Glacier Calving Front Segmentation Using Attention U-Net
This work provides an incremental improvement for glaciologists and climate scientists by offering a method for more precise and interpretable glacier calving front segmentation.
This paper addresses the problem of segmenting glacier calving fronts from SAR images to determine tidewater glacier status. The authors propose an Attention U-Net model, which performs comparably to a standard U-Net, achieving a 1.5% better Dice score in the best case, with a glacier front line prediction certainty of up to 237.12 meters.

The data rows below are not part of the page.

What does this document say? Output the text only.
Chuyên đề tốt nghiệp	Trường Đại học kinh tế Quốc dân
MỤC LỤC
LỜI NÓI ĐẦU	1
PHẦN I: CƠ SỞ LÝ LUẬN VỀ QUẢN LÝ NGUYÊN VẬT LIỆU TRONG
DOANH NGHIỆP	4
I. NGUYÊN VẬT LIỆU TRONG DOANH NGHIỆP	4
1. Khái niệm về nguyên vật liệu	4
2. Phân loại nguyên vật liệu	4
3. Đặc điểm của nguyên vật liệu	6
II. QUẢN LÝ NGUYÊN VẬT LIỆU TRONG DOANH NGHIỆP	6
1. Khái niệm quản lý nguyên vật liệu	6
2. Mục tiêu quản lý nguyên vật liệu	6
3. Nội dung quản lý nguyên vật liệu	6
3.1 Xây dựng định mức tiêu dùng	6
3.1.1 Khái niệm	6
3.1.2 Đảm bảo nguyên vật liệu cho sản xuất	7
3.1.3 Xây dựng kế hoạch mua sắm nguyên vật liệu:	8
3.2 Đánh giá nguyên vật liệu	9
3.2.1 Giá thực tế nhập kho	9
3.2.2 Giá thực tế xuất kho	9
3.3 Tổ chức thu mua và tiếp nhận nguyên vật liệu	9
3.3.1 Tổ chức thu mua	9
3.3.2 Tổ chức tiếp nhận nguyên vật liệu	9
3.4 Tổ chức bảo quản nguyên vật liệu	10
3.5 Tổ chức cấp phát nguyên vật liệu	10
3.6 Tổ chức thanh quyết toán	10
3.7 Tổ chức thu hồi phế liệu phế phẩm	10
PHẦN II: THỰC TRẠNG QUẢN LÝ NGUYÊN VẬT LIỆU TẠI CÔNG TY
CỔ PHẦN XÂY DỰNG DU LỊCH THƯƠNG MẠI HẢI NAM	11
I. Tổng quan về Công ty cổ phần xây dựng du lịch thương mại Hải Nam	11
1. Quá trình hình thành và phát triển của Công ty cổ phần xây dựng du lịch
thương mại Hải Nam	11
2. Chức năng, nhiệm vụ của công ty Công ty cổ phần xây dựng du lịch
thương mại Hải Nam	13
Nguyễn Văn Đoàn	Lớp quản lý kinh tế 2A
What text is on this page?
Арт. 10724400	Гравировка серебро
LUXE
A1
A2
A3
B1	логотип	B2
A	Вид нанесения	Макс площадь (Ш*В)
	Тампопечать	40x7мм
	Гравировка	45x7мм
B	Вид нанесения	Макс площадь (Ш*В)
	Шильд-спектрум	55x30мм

An essential climate variable to determine the tidewater glacier status is the location of the calving front position and the separation of seasonal variability from long-term trends. Previous studies have proposed deep learning-based methods to semi-automatically delineate the calving fronts of tidewater glaciers. They used U-Net to segment the ice and non-ice regions and extracted the calving fronts in a post-processing step. In this work, we show a method to segment the glacier calving fronts from SAR images in an end-to-end fashion using Attention U-Net. The main objective is to investigate the attention mechanism in this application. Adding attention modules to the state-of-the-art U-Net network lets us analyze the learning process by extracting its attention maps. We use these maps as a tool to search for proper hyperparameters and loss functions in order to generate higher qualitative results. Our proposed attention U-Net performs comparably to the standard U-Net while providing additional insight into those regions on which the network learned to focus more. In the best case, the attention U-Net achieves a 1.5% better Dice score compared to the canonical U-Net with a glacier front line prediction certainty of up to 237.12 meters.